Secure-the-border rhetoric is popular in U.S. politics, but how did the border become a symbol of American national security in the first place? Expanding the American frontier has always been central to the country's identity. But in the early U.S., the words “frontier,” “border” and “boundary” did not hold any emotional significance and were used to describe the physical limits of the nation. It wasn’t until the U.S. government initiated campaigns to forcibly remove and exterminate Native Americans that the meaning of a “frontier,” “border,” or “boundary” shifted and became tied to the idea of a “civilization struggle.” 

The expansion of the U.S. frontier through Indigenous sacred lands was and remains a form of colonialism called settler colonialism, where “settlers come in with the intention of making a new home on the land, a homemaking that insists on settler sovereignty over all things in their new domain.” Nearing the 1900s, the frontier had become something romantic and beckoning to a dominant white culture who saw it as a symbol of freedom; it became “a state of mind, a cultural zone, a sociological term of comparison, a type of society…a national myth.” 

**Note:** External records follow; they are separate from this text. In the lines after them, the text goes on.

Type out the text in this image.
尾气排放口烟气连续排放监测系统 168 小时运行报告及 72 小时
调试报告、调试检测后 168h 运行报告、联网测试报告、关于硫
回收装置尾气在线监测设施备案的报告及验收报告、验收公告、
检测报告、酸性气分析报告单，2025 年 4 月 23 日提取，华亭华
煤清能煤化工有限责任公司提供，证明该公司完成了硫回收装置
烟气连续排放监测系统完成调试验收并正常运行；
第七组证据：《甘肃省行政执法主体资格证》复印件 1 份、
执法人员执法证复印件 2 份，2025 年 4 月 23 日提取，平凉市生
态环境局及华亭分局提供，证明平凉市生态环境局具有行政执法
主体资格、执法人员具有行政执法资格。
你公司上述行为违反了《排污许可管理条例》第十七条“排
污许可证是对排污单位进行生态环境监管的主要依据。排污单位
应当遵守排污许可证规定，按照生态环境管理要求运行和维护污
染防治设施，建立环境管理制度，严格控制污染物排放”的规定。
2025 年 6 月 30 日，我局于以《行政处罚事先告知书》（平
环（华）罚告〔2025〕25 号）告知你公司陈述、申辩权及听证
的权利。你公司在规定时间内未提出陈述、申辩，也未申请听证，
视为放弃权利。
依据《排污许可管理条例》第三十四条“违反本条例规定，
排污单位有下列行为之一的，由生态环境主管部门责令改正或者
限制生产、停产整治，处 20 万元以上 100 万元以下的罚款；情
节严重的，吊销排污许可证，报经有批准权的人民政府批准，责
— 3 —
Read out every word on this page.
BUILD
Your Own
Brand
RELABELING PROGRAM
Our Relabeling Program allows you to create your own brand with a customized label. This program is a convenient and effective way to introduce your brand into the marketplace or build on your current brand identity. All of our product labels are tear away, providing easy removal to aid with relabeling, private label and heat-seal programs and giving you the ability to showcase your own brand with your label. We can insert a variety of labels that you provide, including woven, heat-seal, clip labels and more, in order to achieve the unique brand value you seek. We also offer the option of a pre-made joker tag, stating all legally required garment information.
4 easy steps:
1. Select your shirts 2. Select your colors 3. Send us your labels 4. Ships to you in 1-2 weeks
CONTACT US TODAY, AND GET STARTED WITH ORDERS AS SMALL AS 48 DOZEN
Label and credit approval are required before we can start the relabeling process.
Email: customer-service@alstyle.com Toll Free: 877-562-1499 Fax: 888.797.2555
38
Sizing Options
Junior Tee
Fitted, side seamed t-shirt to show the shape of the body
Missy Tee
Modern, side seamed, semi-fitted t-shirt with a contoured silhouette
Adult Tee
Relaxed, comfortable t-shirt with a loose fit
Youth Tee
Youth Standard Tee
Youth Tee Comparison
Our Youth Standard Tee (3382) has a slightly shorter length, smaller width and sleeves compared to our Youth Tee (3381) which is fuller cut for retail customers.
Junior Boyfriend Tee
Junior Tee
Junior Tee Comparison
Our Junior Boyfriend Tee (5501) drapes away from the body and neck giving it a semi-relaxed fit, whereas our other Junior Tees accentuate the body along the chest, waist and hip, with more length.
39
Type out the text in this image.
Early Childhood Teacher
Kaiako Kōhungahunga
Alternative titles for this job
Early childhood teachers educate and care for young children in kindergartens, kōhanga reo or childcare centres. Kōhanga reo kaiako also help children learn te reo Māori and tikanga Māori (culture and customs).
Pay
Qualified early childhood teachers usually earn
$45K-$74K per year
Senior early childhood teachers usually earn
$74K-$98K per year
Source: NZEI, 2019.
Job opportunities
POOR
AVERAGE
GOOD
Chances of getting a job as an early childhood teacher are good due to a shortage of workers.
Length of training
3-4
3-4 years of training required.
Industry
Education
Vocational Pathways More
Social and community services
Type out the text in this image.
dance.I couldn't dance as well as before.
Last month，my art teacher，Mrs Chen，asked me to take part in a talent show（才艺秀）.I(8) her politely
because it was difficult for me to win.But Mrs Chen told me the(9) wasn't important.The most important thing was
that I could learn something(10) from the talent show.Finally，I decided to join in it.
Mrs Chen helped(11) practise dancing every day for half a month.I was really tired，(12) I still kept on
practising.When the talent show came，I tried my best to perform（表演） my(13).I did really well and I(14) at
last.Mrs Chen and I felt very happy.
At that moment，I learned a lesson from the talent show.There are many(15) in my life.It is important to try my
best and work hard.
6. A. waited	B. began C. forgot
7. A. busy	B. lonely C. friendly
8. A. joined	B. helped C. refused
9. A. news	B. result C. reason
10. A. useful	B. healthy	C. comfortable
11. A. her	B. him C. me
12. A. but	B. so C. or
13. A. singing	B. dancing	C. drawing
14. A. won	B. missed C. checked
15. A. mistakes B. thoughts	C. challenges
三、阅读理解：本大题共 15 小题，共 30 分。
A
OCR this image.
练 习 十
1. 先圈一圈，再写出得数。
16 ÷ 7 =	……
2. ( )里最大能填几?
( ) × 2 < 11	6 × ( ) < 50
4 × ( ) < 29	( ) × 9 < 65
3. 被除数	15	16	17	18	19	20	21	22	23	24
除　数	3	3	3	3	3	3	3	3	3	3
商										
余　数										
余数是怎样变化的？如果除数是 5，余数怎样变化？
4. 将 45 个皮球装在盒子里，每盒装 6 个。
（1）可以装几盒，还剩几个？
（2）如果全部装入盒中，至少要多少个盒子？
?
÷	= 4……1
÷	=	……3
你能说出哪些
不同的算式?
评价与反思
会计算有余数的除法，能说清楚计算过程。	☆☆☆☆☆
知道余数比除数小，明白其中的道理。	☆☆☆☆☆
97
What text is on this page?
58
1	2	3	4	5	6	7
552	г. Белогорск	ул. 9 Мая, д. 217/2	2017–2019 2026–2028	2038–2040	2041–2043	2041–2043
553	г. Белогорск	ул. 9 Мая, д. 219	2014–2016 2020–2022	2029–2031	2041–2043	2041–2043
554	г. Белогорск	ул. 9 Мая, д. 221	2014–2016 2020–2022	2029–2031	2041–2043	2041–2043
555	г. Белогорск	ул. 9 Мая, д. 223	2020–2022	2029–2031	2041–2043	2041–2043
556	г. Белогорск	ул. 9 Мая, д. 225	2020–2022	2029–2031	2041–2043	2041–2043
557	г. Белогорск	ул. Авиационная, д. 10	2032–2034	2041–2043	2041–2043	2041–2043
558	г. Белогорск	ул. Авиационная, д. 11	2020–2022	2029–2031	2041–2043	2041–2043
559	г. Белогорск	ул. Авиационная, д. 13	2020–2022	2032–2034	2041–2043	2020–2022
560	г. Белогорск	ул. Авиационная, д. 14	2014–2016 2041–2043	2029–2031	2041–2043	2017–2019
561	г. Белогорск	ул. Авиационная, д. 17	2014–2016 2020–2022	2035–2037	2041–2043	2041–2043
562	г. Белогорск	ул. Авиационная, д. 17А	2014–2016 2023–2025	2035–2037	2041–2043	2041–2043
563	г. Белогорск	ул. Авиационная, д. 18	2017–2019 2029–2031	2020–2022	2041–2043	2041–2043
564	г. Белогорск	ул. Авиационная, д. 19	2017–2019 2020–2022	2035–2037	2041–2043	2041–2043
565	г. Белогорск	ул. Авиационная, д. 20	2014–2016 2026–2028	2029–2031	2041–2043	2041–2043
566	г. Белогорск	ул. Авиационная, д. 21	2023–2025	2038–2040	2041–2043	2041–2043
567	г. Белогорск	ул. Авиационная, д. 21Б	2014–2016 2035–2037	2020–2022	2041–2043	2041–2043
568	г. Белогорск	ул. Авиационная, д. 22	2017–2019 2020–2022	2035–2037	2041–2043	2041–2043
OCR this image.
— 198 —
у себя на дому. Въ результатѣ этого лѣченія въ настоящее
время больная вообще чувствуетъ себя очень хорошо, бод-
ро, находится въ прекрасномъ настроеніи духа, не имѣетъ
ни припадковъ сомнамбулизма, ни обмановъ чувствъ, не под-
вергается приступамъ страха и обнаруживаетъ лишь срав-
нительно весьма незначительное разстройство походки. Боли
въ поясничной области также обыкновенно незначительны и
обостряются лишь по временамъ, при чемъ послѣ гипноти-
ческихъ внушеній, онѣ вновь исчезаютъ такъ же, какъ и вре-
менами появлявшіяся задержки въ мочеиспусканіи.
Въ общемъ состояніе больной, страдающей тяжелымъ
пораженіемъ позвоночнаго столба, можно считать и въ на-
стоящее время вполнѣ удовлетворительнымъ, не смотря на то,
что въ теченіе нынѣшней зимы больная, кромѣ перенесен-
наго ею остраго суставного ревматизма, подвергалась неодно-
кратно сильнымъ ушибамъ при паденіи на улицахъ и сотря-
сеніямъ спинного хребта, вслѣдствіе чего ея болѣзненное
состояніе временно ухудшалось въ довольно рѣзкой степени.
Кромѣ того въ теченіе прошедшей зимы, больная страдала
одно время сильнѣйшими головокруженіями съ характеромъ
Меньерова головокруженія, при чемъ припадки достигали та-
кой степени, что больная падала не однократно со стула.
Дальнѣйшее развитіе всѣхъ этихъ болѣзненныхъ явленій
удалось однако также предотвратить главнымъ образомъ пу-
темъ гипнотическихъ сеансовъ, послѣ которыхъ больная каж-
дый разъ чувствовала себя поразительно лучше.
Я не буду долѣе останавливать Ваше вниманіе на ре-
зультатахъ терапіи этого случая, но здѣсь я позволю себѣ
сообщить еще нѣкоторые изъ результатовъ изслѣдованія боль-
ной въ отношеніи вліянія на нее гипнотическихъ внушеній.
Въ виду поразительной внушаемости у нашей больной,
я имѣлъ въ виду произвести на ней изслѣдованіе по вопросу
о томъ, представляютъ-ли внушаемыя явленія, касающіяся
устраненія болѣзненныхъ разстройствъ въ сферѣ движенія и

In their settler-colonial pursuits, the sovereign entitlement that European settlers assigned themselves over Indigenous people laid the groundwork for determining who did and did not belong in their new society. Belonging was determined by ‘whiteness', and 'American' was conflated with whiteness. Citizenship was racial. Today, the maltreatment against Black and brown migrants can only be thought of as a part of this nation’s legacy. To separate it, or not remember its history, would be foolish on our part. 

When we look back to the U.S.’s origins, and the violence used to build the nation and declare Native American territory as its own, we uncover truths behind U.S. immigration policy: first, the boundaries perceived as definite were placed there out of colonial conquest, and even if they were definite, would never belong to the U.S. but to Indigenous people. Second, U.S. immigration policy has never valued human lives more than its control over them. And third, much of what politicians rely on today to fuel support for their immigration politics is the idea of insider vs. outsider, of who does and does not belong, which is and has always been a racist practice.

What if we didn't let them? 

For far too long has U.S. politics recycled the myth of belonging and used fear to make it catch, to teach its people to fear what is foreign, to fear what is outside of its walls. With how much U.S. citizens are taught to fear invasion, it would be a remarkably groundbreaking realization that what we’ve been taught to fear is our own nation’s history.